An institution purchases protection through a credit derivative against an exposure. Is the exposure value for counterparty credit risk (CCR) for this derivative zero even if the derivative is either not eligible for credit risk mitigation or it is eligible but the institution abstains from using it for credit risk mitigation?
Article 273 (3) of Regulation (EU) No 575/2013 (CRR) says that “[w]hen an institution purchases protection against a non-trading book exposure or against a counterparty risk exposure [...]” the institution is allowed to mitigate its credit exposure and to calculate its own funds requirements for its “hedged exposure”. In a case where the purchase of a credit derivative is economically suitable to protect the institution against an exposure but is either not legally eligible for credit risk mitigation (Title II chapter IV) or the derivative is eligible but the institution does not use it for reducing its credit exposure the question arises if “[t]he exposure value for CCR shall be zero...”.
An institution is allowed to use an exposure value of zero for counterparty credit risk for a credit derivative purchased for protection against a credit risk exposure or a counterparty credit risk exposure only if the credit derivative is recognised as eligible credit risk mitigation in accordance with Chapter 4 of Title II of Part Three of Regulation (EU) No. 575/2013 (CRR).

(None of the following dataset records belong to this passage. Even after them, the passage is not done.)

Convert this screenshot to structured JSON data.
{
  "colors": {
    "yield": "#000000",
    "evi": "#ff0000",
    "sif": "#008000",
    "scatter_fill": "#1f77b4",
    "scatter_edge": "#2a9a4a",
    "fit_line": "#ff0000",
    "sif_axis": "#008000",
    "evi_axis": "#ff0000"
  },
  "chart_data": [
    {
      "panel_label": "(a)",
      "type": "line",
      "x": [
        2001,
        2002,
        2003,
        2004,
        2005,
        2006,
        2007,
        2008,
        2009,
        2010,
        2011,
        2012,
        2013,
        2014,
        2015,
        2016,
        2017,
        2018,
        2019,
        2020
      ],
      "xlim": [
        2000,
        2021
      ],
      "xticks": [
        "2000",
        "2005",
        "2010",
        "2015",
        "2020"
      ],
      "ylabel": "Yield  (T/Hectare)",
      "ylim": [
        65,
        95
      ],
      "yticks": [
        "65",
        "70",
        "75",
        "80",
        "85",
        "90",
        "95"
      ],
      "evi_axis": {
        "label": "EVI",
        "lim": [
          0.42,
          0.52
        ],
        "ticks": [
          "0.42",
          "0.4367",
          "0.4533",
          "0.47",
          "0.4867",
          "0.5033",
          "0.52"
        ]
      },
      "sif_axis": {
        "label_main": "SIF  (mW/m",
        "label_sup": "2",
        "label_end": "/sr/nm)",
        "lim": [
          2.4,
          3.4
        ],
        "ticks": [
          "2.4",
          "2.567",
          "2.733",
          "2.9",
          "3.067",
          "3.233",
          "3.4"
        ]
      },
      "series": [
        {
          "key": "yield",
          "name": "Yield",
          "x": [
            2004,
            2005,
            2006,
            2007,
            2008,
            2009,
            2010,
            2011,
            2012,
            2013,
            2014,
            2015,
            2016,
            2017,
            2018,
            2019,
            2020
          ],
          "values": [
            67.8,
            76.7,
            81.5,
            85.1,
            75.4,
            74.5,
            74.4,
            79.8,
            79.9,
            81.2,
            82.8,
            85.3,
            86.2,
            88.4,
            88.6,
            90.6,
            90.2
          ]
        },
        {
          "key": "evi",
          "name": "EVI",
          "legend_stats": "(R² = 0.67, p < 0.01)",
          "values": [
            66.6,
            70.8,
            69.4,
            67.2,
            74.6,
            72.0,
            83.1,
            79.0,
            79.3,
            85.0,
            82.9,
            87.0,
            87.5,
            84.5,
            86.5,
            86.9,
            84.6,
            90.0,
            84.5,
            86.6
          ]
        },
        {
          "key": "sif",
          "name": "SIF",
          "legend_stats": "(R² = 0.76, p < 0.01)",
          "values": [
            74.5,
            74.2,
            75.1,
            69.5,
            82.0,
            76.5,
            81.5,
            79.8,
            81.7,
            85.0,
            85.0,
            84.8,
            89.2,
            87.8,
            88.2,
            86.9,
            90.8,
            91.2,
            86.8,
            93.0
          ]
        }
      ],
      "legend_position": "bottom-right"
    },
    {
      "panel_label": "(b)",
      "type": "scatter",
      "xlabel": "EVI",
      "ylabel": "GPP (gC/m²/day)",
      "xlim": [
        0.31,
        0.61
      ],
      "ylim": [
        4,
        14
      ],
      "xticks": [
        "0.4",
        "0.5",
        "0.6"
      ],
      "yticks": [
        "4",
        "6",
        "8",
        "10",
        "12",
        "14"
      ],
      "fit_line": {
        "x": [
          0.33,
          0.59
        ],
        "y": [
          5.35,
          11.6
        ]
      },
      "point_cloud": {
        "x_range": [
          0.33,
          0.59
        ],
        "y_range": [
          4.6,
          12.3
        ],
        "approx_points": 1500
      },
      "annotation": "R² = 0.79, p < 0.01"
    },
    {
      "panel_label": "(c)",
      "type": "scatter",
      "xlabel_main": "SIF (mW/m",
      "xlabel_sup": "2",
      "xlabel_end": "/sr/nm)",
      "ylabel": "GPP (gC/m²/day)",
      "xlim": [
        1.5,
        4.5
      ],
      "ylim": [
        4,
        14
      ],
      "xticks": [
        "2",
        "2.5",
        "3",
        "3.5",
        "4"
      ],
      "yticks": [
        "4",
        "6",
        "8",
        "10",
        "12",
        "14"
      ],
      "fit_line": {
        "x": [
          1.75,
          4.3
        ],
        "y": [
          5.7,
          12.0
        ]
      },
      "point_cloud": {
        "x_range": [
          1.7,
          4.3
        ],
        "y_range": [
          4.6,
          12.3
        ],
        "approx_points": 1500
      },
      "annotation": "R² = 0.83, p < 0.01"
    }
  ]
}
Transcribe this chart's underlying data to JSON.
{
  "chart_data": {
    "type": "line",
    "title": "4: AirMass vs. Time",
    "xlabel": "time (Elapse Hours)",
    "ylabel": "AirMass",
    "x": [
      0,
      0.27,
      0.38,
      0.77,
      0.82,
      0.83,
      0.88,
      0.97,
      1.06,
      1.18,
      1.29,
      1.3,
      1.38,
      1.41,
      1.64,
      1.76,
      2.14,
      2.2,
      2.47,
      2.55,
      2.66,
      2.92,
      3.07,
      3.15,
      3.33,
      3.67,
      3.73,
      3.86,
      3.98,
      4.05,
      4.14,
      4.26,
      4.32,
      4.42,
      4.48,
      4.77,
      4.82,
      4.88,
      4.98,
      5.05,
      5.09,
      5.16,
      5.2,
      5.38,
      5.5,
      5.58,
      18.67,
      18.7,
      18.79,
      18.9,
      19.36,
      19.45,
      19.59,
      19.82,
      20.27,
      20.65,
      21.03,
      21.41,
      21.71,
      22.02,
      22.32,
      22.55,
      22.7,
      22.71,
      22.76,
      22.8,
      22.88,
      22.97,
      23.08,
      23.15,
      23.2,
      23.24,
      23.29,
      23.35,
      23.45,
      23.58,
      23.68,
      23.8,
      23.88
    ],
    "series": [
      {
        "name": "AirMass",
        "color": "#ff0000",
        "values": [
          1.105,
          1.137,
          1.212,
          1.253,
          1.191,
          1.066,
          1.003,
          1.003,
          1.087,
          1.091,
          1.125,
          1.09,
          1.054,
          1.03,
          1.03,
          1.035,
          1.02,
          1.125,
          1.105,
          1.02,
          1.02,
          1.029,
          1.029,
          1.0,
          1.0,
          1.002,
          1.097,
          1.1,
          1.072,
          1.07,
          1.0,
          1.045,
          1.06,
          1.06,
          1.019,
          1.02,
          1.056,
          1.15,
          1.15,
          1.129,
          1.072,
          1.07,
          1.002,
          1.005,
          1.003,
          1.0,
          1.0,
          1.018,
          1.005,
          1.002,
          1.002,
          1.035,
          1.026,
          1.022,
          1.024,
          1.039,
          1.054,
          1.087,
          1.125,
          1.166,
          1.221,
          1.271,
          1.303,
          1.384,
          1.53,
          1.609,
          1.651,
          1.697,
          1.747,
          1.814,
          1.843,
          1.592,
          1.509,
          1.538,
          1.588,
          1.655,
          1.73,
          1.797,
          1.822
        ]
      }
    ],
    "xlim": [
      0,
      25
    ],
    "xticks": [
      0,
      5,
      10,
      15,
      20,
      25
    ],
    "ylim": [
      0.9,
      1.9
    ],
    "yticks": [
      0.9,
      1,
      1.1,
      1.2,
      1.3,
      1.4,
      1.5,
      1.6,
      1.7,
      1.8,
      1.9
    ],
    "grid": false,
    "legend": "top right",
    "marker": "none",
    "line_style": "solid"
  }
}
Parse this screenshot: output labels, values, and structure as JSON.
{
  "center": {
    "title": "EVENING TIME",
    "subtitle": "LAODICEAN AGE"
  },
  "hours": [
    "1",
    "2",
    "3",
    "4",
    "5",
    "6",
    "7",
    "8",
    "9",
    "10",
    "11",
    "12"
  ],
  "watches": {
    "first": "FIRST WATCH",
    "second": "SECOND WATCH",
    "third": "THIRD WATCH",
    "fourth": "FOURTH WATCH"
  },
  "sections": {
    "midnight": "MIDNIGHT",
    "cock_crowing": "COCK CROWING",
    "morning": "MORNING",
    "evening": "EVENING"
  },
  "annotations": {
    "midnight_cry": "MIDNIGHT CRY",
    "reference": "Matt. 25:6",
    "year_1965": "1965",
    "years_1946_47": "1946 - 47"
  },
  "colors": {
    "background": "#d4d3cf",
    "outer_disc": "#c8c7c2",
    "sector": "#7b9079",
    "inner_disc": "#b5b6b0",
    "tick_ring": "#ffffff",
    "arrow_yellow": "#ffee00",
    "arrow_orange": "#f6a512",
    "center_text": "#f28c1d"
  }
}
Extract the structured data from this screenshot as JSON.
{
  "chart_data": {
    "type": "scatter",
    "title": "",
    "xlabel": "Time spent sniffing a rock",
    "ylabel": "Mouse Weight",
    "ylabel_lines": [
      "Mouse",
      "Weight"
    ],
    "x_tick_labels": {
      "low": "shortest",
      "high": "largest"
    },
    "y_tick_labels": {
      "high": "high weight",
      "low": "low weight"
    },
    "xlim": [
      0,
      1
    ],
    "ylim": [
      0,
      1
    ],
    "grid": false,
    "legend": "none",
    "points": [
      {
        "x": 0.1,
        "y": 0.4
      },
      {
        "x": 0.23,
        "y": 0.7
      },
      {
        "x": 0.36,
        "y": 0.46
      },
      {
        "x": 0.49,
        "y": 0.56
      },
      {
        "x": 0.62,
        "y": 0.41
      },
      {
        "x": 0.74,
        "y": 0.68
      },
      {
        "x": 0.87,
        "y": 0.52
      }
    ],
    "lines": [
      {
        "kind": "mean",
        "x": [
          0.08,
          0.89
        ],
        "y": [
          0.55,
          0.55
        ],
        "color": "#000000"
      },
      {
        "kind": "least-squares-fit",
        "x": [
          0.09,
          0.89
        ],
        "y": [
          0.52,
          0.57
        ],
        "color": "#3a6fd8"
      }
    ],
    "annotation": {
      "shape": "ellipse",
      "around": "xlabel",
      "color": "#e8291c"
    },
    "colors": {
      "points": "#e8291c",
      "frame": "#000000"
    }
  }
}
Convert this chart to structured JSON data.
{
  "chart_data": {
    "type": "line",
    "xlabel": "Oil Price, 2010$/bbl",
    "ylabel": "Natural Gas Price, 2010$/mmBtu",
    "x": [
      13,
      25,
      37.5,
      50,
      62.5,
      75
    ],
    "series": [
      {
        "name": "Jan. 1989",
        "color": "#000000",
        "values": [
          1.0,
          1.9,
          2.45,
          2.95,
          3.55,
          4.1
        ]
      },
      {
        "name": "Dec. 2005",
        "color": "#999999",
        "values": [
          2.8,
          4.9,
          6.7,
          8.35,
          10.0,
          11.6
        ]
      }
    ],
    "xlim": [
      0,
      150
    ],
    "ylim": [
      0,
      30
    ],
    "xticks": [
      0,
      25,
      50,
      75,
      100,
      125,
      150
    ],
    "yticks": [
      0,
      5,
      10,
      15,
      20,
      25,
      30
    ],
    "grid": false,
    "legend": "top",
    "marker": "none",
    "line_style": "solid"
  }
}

The first subparagraph of Article 273(3) of the CRR provides the rules for calculating the effects of unfunded credit protection on own funds requirements, while the second subparagraph of that paragraph establishes that those credit derivatives must be assigned a zero exposure value, unless the treatment in Article 299(2)(h)(ii) is applied. The first subparagraph of Article 273(3) allows institutions to recognise the effects of unfunded credit protection only if that protection is recognised as eligible credit risk mitigation. The second subparagraph of that paragraph is a special provision for "those credit derivatives" that have been recognised in accordance with the first sub-paragraph and therefore only applies in cases where credit derivatives are recognised as eligible credit risk mitigation.
If the credit derivative is not recognised as eligible credit risk mitigation, the general rule established in Article 273(1) of the CRR, i.e. "institutions shall determine the exposure value for the contracts listed in Annex II on the basis of one of the methods set out in Sections 3 to 6 in accordance with this Article", applies.
This question goes beyond matters of consistent and effective application of the regulatory framework. A Directorate General of the Commission (Directorate General for Internal Market and Services) has prepared the answer, albeit that only the Court of Justice of the European Union can provide definitive interpretations of EU legislation. This is an unofficial opinion of that Directorate General, which the European Banking Authority publishes on its behalf. The answers are not binding on the European Commission as an institution. You should be aware that the European Commission could adopt a position different from the one expressed in such Q&As, for instance in infringement proceedings or after a detailed examination of a specific case or on the basis of any new legal or factual elements that may have been brought to its attention.
Update 26.03.2021: This Q&A has not yet been reviewed by the European Commission in the light of the changes introduced to Regulation (EU) No 575/2013 (CRR).